Ramadan began last week, so there have been fireworks and banging all night, every night. Once again, I speak without hyperbole. By 1 am, you start to wonder who's even watching the fireworks.

But one of the things that's struck me most about my time in Jerusalem is some of the subtler differences to America. Yes, of course, being in a different country always poses it's challenges. But living in America, and furthermore going to a liberal women's college in that country, has made it easy to forget that there are still places where the standard of behavior is treated women unequally. I am not speaking of religious garb or practices--the rules of Orthodoxy may seem antiquated or sexist to an outside eye, but speaking to people has taught me a lot about why the follow the practices in the first place. No, I'm actually speaking about me and the other students.

Mt. Scopus campus of the Hebrew University is just above Jerusalem, technically in the heart of an Arab village. In fact, most of our views include the large steel wall separating Palestine. And in Jerusalem, codes of dress vary depending on where you are. Going into the Old City or a Jewish neighborhood, I would cover my knees and elbows. Around campus, everyone dresses like your average American college student, so I wear shorts in the 98 degree weather freely. And every time, particularly in the evenings, I or Katie, or even other students we see walking in front of us, have left my dorm with my elbows uncovered, I am honked and/or shouted at by young men in cars. It's never threatening or invasive. Just honking. I talked to some locals and frequent students who said that that's just the norm here. That is simply how they are taught to regard women. One woman simply rolled her eyes and muttered, "Those Arab boys."
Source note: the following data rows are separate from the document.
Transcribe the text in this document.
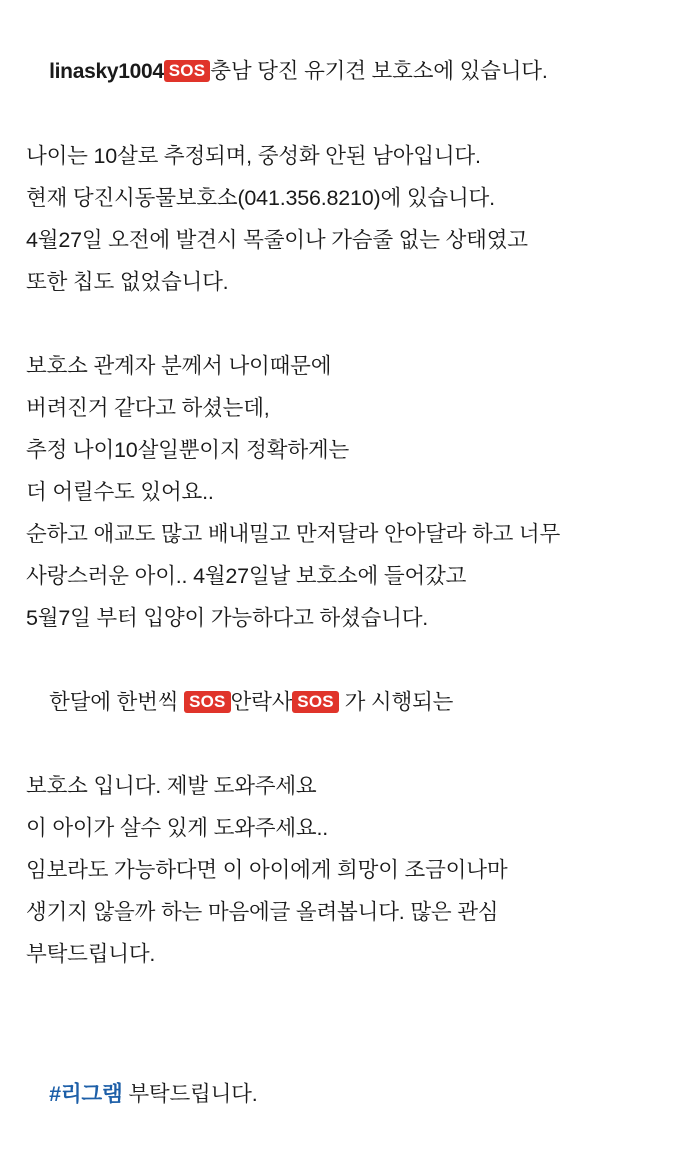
linasky1004 SOS 충남 당진 유기견 보호소에 있습니다.

나이는 10살로 추정되며, 중성화 안된 남아입니다.
현재 당진시동물보호소(041.356.8210)에 있습니다.
4월27일 오전에 발견시 목줄이나 가슴줄 없는 상태였고
또한 칩도 없었습니다.
보호소 관계자 분께서 나이때문에
버려진거 같다고 하셨는데,
추정 나이10살일뿐이지 정확하게는
더 어릴수도 있어요..
순하고 애교도 많고 배내밀고 만저달라 안아달라 하고 너무
사랑스러운 아이.. 4월27일날 보호소에 들어갔고
5월7일 부터 입양이 가능하다고 하셨습니다.

한달에 한번씩 SOS 안락사 SOS 가 시행되는

보호소 입니다. 제발 도와주세요
이 아이가 살수 있게 도와주세요..
임보라도 가능하다면 이 아이에게 희망이 조금이나마
생기지 않을까 하는 마음에글 올려봅니다. 많은 관심
부탁드립니다.

#리그램 부탁드립니다.
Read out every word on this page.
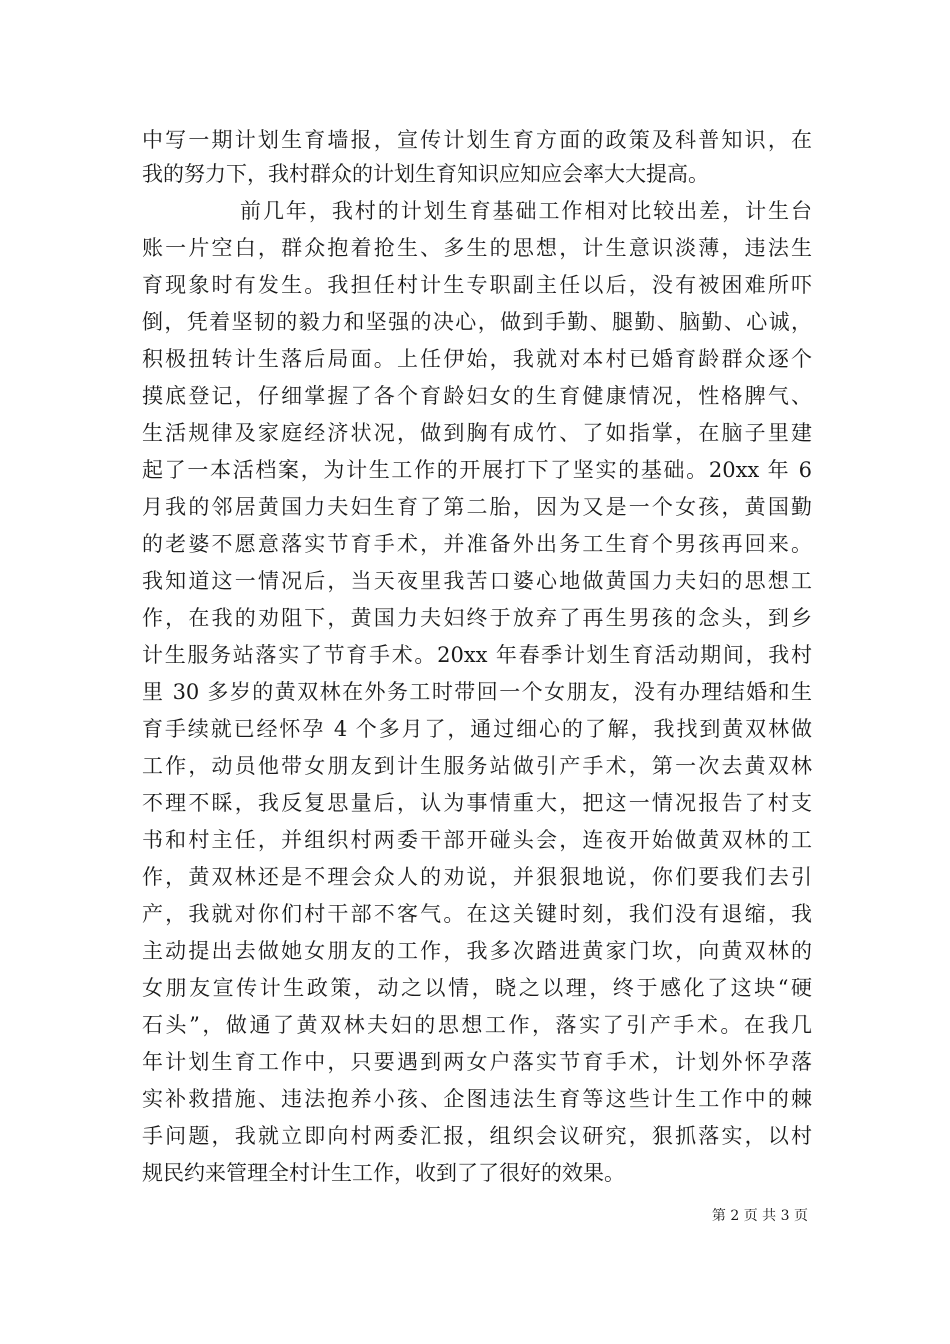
中写一期计划生育墙报，宣传计划生育方面的政策及科普知识，在
我的努力下，我村群众的计划生育知识应知应会率大大提高。
前几年，我村的计划生育基础工作相对比较出差，计生台
账一片空白，群众抱着抢生、多生的思想，计生意识淡薄，违法生
育现象时有发生。我担任村计生专职副主任以后，没有被困难所吓
倒，凭着坚韧的毅力和坚强的决心，做到手勤、腿勤、脑勤、心诚，
积极扭转计生落后局面。上任伊始，我就对本村已婚育龄群众逐个
摸底登记，仔细掌握了各个育龄妇女的生育健康情况，性格脾气、
生活规律及家庭经济状况，做到胸有成竹、了如指掌，在脑子里建
起了一本活档案，为计生工作的开展打下了坚实的基础。20xx 年 6
月我的邻居黄国力夫妇生育了第二胎，因为又是一个女孩，黄国勤
的老婆不愿意落实节育手术，并准备外出务工生育个男孩再回来。
我知道这一情况后，当天夜里我苦口婆心地做黄国力夫妇的思想工
作，在我的劝阻下，黄国力夫妇终于放弃了再生男孩的念头，到乡
计生服务站落实了节育手术。20xx 年春季计划生育活动期间，我村
里 30 多岁的黄双林在外务工时带回一个女朋友，没有办理结婚和生
育手续就已经怀孕 4 个多月了，通过细心的了解，我找到黄双林做
工作，动员他带女朋友到计生服务站做引产手术，第一次去黄双林
不理不睬，我反复思量后，认为事情重大，把这一情况报告了村支
书和村主任，并组织村两委干部开碰头会，连夜开始做黄双林的工
作，黄双林还是不理会众人的劝说，并狠狠地说，你们要我们去引
产，我就对你们村干部不客气。在这关键时刻，我们没有退缩，我
主动提出去做她女朋友的工作，我多次踏进黄家门坎，向黄双林的
女朋友宣传计生政策，动之以情，晓之以理，终于感化了这块“硬
石头”，做通了黄双林夫妇的思想工作，落实了引产手术。在我几
年计划生育工作中，只要遇到两女户落实节育手术，计划外怀孕落
实补救措施、违法抱养小孩、企图违法生育等这些计生工作中的棘
手问题，我就立即向村两委汇报，组织会议研究，狠抓落实，以村
规民约来管理全村计生工作，收到了了很好的效果。
第 2 页 共 3 页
Was she right? Would it be different in a Jewish neighborhood? It's possible. Religious codes of behavior are a huge divide in this city, among others. Sometimes, behavior like this is used to separate themselves further from each other. I hadn't learned a lot about the Israeli-Palestinian conflict before I came here. After all, when you do, it's always one side, and America is officially pro-Israel. But just being here, seeing it all, and listening to people has taught me more about this conflict that I ever could have learned. All you have to do is listen. The same woman who made the marginally-racist comment about the sexist boys in the village gave us a full explanation of her very pro-Israel stance one night. Once again, marginally-racist described it well, but I just listened, even encouraged with questions. Because that's the only way to understand. Meanwhile, I read the museum pamphlets my Palestinian flatmate left on the table, directly citing the Palestinians as "the last victims of the holocaust" for having been ousted by the Jews. I take classes in a building where I look left to see the steel dividing wall and look right to see the golden dome of the mosque built on the Temple Mount. I am completely fascinated by this country. I want to come back. Because I want to see a peaceful end to this conflict. And because all of this sits on top of some of the greatest history in our world. And these weeks of experiencing all of that has taught me more than I ever thought I would learn.